Kids are probably more into graphics than number theory, though. But regarding 2D graphics I could see no advantage of Scratch either. In a high-level language, loops will help you to achieve a lot with very little code. If you wanted to fill the screen with 100 space invaders, then picking the position of the first one and placing the others relative to it is a fairly basic procedure. Unlike staring at Mersenne primes, this may actually be appealing to a slightly larger fraction of kids.

Scratch, on the other hand, feels a lot like work. Instead of letting the computer take care of repetitive steps, you will find yourself copying scripts and assigning it to different sprites. It reminded me of my frustrations with painting as a kid, because if I wanted to change something, I’d normally have to redraw the entire image. Likewise, even thought Scratch does offer a glimpse at the power of programming, you will find yourself doing a lot of manual work, and sometimes you have to literally rebuild something instead of easily changing it.

Just imagine you want to modify the script that governs the behavior of your sprites. If there are eight sprites, then there are eight copies of the script to modify. This means that you’ll first incorporate the changes, and then spend some time clicking and copying and dragging. Making a cat bump into a wall may be fun for a seven-year old, but having to do roughly four times the work to do the same with four cats certainly isn’t.

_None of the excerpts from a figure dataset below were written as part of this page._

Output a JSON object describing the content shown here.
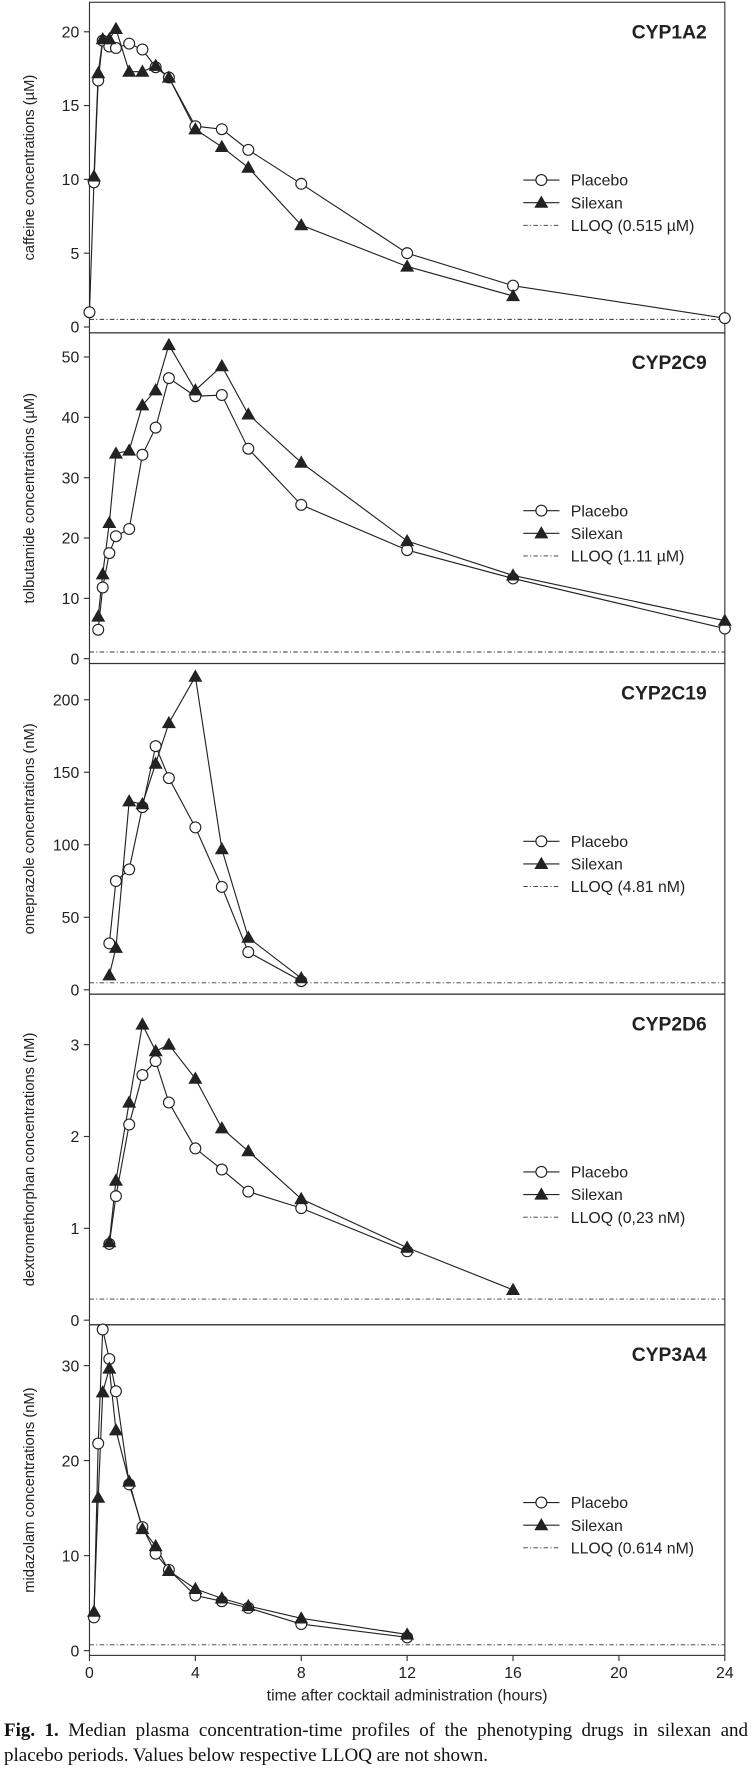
{
  "chart_data": [
    {
      "type": "line",
      "title": "CYP1A2",
      "ylabel": "caffeine concentrations (µM)",
      "x": [
        0,
        0.17,
        0.33,
        0.5,
        0.75,
        1,
        1.5,
        2,
        2.5,
        3,
        4,
        5,
        6,
        8,
        12,
        16,
        24
      ],
      "series": [
        {
          "name": "Placebo",
          "color": "#222222",
          "marker": "circle",
          "values": [
            1.0,
            9.8,
            16.7,
            19.4,
            19.0,
            18.9,
            19.2,
            18.8,
            17.6,
            16.9,
            13.6,
            13.4,
            12.0,
            9.7,
            5.0,
            2.8,
            0.6
          ]
        },
        {
          "name": "Silexan",
          "color": "#222222",
          "marker": "triangle",
          "values": [
            null,
            10.2,
            17.2,
            19.5,
            19.5,
            20.2,
            17.3,
            17.3,
            17.7,
            16.9,
            13.4,
            12.2,
            10.8,
            6.9,
            4.1,
            2.1,
            null
          ]
        }
      ],
      "lloq": {
        "label": "LLOQ (0.515 µM)",
        "value": 0.515
      },
      "xlim": [
        0,
        24
      ],
      "ylim": [
        -0.4,
        22
      ],
      "yticks": [
        0,
        5,
        10,
        15,
        20
      ],
      "legend": "right"
    },
    {
      "type": "line",
      "title": "CYP2C9",
      "ylabel": "tolbutamide concentrations (µM)",
      "x": [
        0.33,
        0.5,
        0.75,
        1,
        1.5,
        2,
        2.5,
        3,
        4,
        5,
        6,
        8,
        12,
        16,
        24
      ],
      "series": [
        {
          "name": "Placebo",
          "color": "#222222",
          "marker": "circle",
          "values": [
            4.8,
            11.8,
            17.5,
            20.3,
            21.5,
            33.8,
            38.3,
            46.5,
            43.5,
            43.7,
            34.8,
            25.5,
            18.0,
            13.3,
            5.0
          ]
        },
        {
          "name": "Silexan",
          "color": "#222222",
          "marker": "triangle",
          "values": [
            7.0,
            14.0,
            22.5,
            34.0,
            34.5,
            42.0,
            44.5,
            52.0,
            44.5,
            48.5,
            40.5,
            32.5,
            19.5,
            13.8,
            6.3
          ]
        }
      ],
      "lloq": {
        "label": "LLOQ (1.11 µM)",
        "value": 1.11
      },
      "xlim": [
        0,
        24
      ],
      "ylim": [
        -0.8,
        54
      ],
      "yticks": [
        0,
        10,
        20,
        30,
        40,
        50
      ],
      "legend": "right"
    },
    {
      "type": "line",
      "title": "CYP2C19",
      "ylabel": "omeprazole concentrations (nM)",
      "x": [
        0.75,
        1,
        1.5,
        2,
        2.5,
        3,
        4,
        5,
        6,
        8
      ],
      "series": [
        {
          "name": "Placebo",
          "color": "#222222",
          "marker": "circle",
          "values": [
            32,
            75,
            83,
            126,
            168,
            146,
            112,
            71,
            26,
            6
          ]
        },
        {
          "name": "Silexan",
          "color": "#222222",
          "marker": "triangle",
          "values": [
            10,
            29,
            130,
            128,
            156,
            184,
            216,
            97,
            36,
            8
          ]
        }
      ],
      "lloq": {
        "label": "LLOQ (4.81 nM)",
        "value": 4.81
      },
      "xlim": [
        0,
        24
      ],
      "ylim": [
        -3,
        225
      ],
      "yticks": [
        0,
        50,
        100,
        150,
        200
      ],
      "legend": "right"
    },
    {
      "type": "line",
      "title": "CYP2D6",
      "ylabel": "dextromethorphan concentrations (nM)",
      "x": [
        0.75,
        1,
        1.5,
        2,
        2.5,
        3,
        4,
        5,
        6,
        8,
        12,
        16
      ],
      "series": [
        {
          "name": "Placebo",
          "color": "#222222",
          "marker": "circle",
          "values": [
            0.83,
            1.35,
            2.13,
            2.67,
            2.82,
            2.37,
            1.87,
            1.64,
            1.4,
            1.22,
            0.75,
            null
          ]
        },
        {
          "name": "Silexan",
          "color": "#222222",
          "marker": "triangle",
          "values": [
            0.85,
            1.52,
            2.37,
            3.22,
            2.93,
            3.0,
            2.63,
            2.09,
            1.84,
            1.32,
            0.79,
            0.33
          ]
        }
      ],
      "lloq": {
        "label": "LLOQ (0,23 nM)",
        "value": 0.23
      },
      "xlim": [
        0,
        24
      ],
      "ylim": [
        -0.05,
        3.55
      ],
      "yticks": [
        0,
        1,
        2,
        3
      ],
      "legend": "right"
    },
    {
      "type": "line",
      "title": "CYP3A4",
      "ylabel": "midazolam concentrations (nM)",
      "xlabel": "time after cocktail administration (hours)",
      "x": [
        0.17,
        0.33,
        0.5,
        0.75,
        1,
        1.5,
        2,
        2.5,
        3,
        4,
        5,
        6,
        8,
        12
      ],
      "series": [
        {
          "name": "Placebo",
          "color": "#222222",
          "marker": "circle",
          "values": [
            3.5,
            21.8,
            33.8,
            30.7,
            27.3,
            17.5,
            13.0,
            10.2,
            8.5,
            5.8,
            5.2,
            4.5,
            2.8,
            1.4
          ]
        },
        {
          "name": "Silexan",
          "color": "#222222",
          "marker": "triangle",
          "values": [
            4.1,
            16.1,
            27.2,
            29.7,
            23.2,
            17.8,
            12.8,
            11.0,
            8.4,
            6.5,
            5.5,
            4.7,
            3.4,
            1.7
          ]
        }
      ],
      "lloq": {
        "label": "LLOQ (0.614 nM)",
        "value": 0.614
      },
      "xlim": [
        0,
        24
      ],
      "ylim": [
        -0.5,
        34.3
      ],
      "yticks": [
        0,
        10,
        20,
        30
      ],
      "xticks": [
        0,
        4,
        8,
        12,
        16,
        20,
        24
      ],
      "legend": "right"
    }
  ],
  "caption": {
    "label": "Fig. 1.",
    "text": "Median plasma concentration-time profiles of the phenotyping drugs in silexan and placebo periods. Values below respective LLOQ are not shown."
  }
}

How would a smart kid react once he found out that in order to move four cats around, he’d have to put together a script each for every single sprite? Or if you told him that he can only place objects with the mouse, but if he wants their placement to be pixel-perfect, he’d have to assign values individually? Again, in a high-level language a loop would take care of this and you’d be done.

I have a hard time not seeing a bright kid getting bored to tears once they go beyond the very limited scope of, say, the basic tutorials. Letting a ball bounce around on the canvas just isn’t so much fun, and snapping code blocks together becomes tedious very quickly. To do anything remotely complicated, you end up clicking and dragging and snapping and duplicating so many steps that you’ll get frustrated as the work required increases exponentially. Scratch thus manages to successfully transfer a lot of the tedium and repetition when interacting with physical objects into the digital domain, but hardly any of the advantages.

Wasn’t the point of learning how to program to remove at least some of the tedium that comes with repetitive tasks? I remembered a statement one of my friends, a guy with a background in bioinformatics, once made. Paraphrased, it was something like:

I feel sorry for PhD students repeating their experiments over and over, but it makes me appreciate even more how great it is to utilize computers, especially when there is a task that has to be done repeatedly. It’s just a matter of executing the same script again.

You don’t even have to look at bioinformatics to come to this conclusion. Some people use scripts to take care of repetitive tasks in Excel, others spend literally hours a day copying and pasting data from one file or application to another. Probably the best thing about Scratch is that it prepares kids for that kind of toxic working culture. However, it’s probably a better idea to keep Scratch out of their sight and instead introduce them to Khan Academy’s computer science section. I haven’t had an in-depth look at it yet, but my first impression of their Processing.js powered platform was quite positive. It even makes me want to play around with it as an adult.